With the help of consulting firm Deloitte and the European Investment Fund, Sofinnova Partners developed a methodology that measures impact by collecting select KPIs per company, before working out a composite value.
“A lot of people are claiming they are investing in impact and so forth,” said Krel. “But not that many are actually really doing it. But we are really doing it.”
Climate crisis, Covid-19
Investor interest in industrial biotechnology was further boosted by both an increased awareness of the climate crisis and the Covid-19 pandemic, according to Krel.
“There is an interest in more sustainable products,” among investors, Krel said. With the UN COP26 climate summit just ending large investors, including institutional investors and family offices “need to put their money where their mouth is, and they need to put money into more sustainable development and ecological innovations,” Krel said.
The global biotechnology market is expected to grow close to 16% per year between now and 2028, when it may be worth $2.44 trillion, according to a report by US market researcher Grand View Research.
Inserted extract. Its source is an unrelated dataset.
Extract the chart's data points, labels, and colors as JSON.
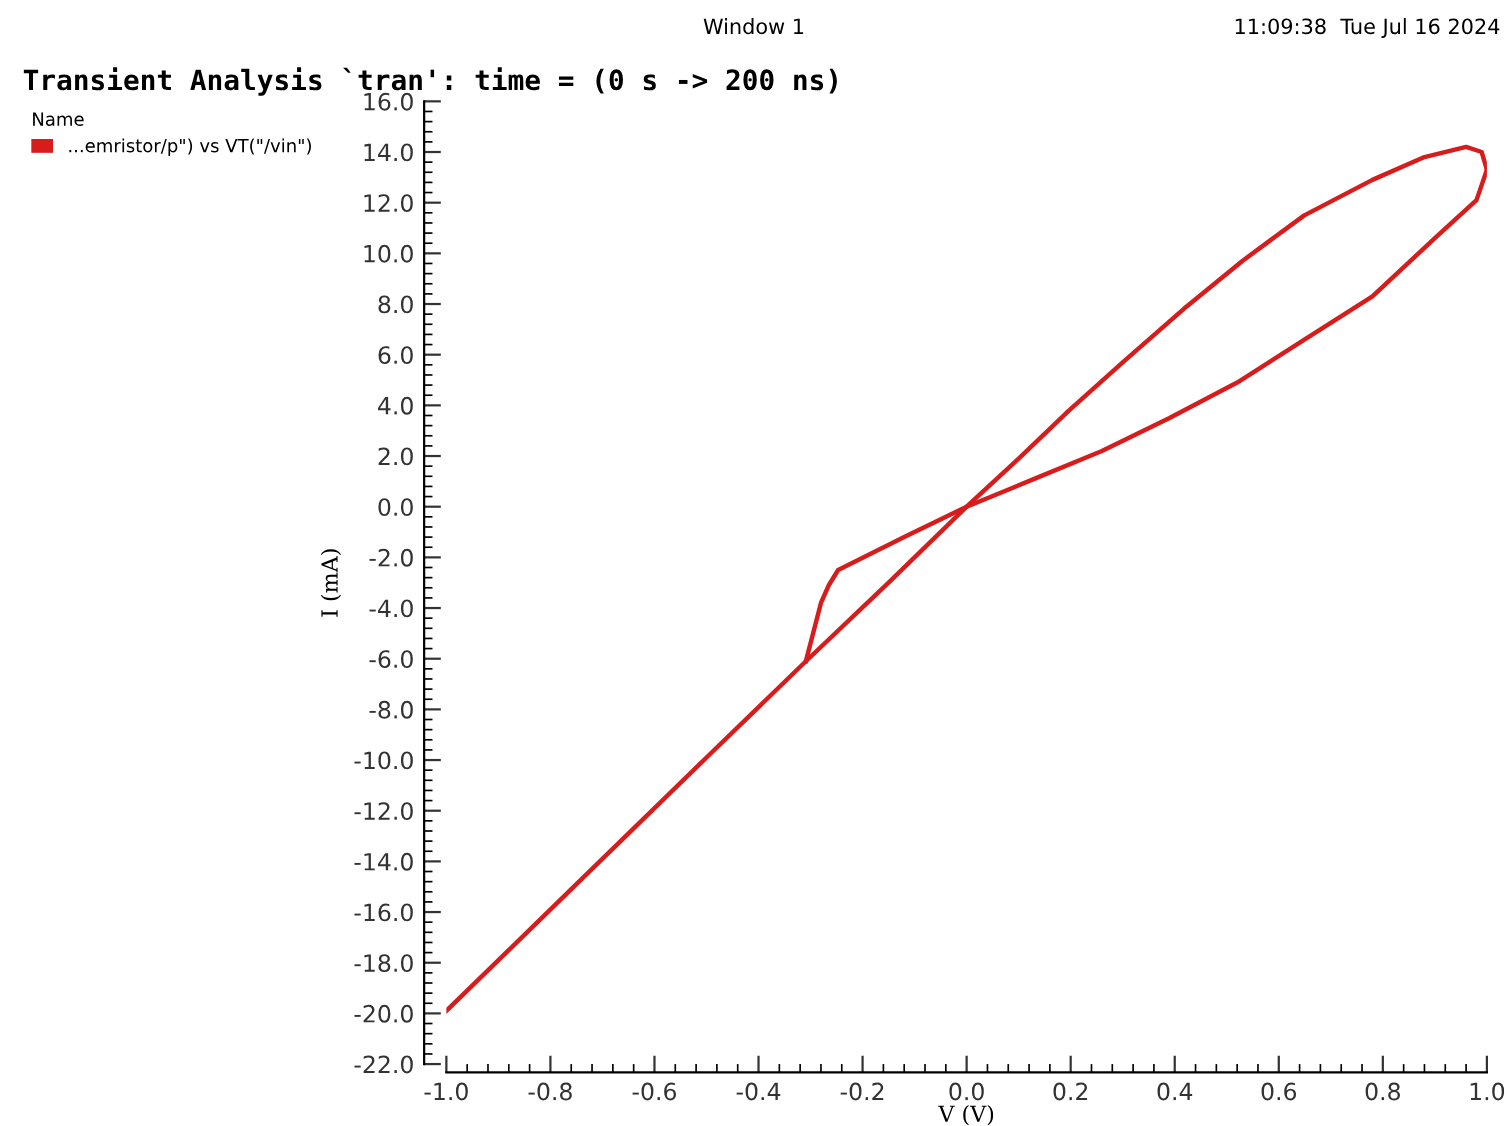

“The fundraise attests to the success of our strategy over the past decade and the growing understanding of how biotech can help to address global environmental challenges such as climate change, biodiversity, pollution, and food waste,” said Joško Bobanović, partner in the Sofinnova Industrial Biotech Fund.
He added that “a large majority” of the fund’s existing investors have returned, while “a significant number of new investors” joined from across the world.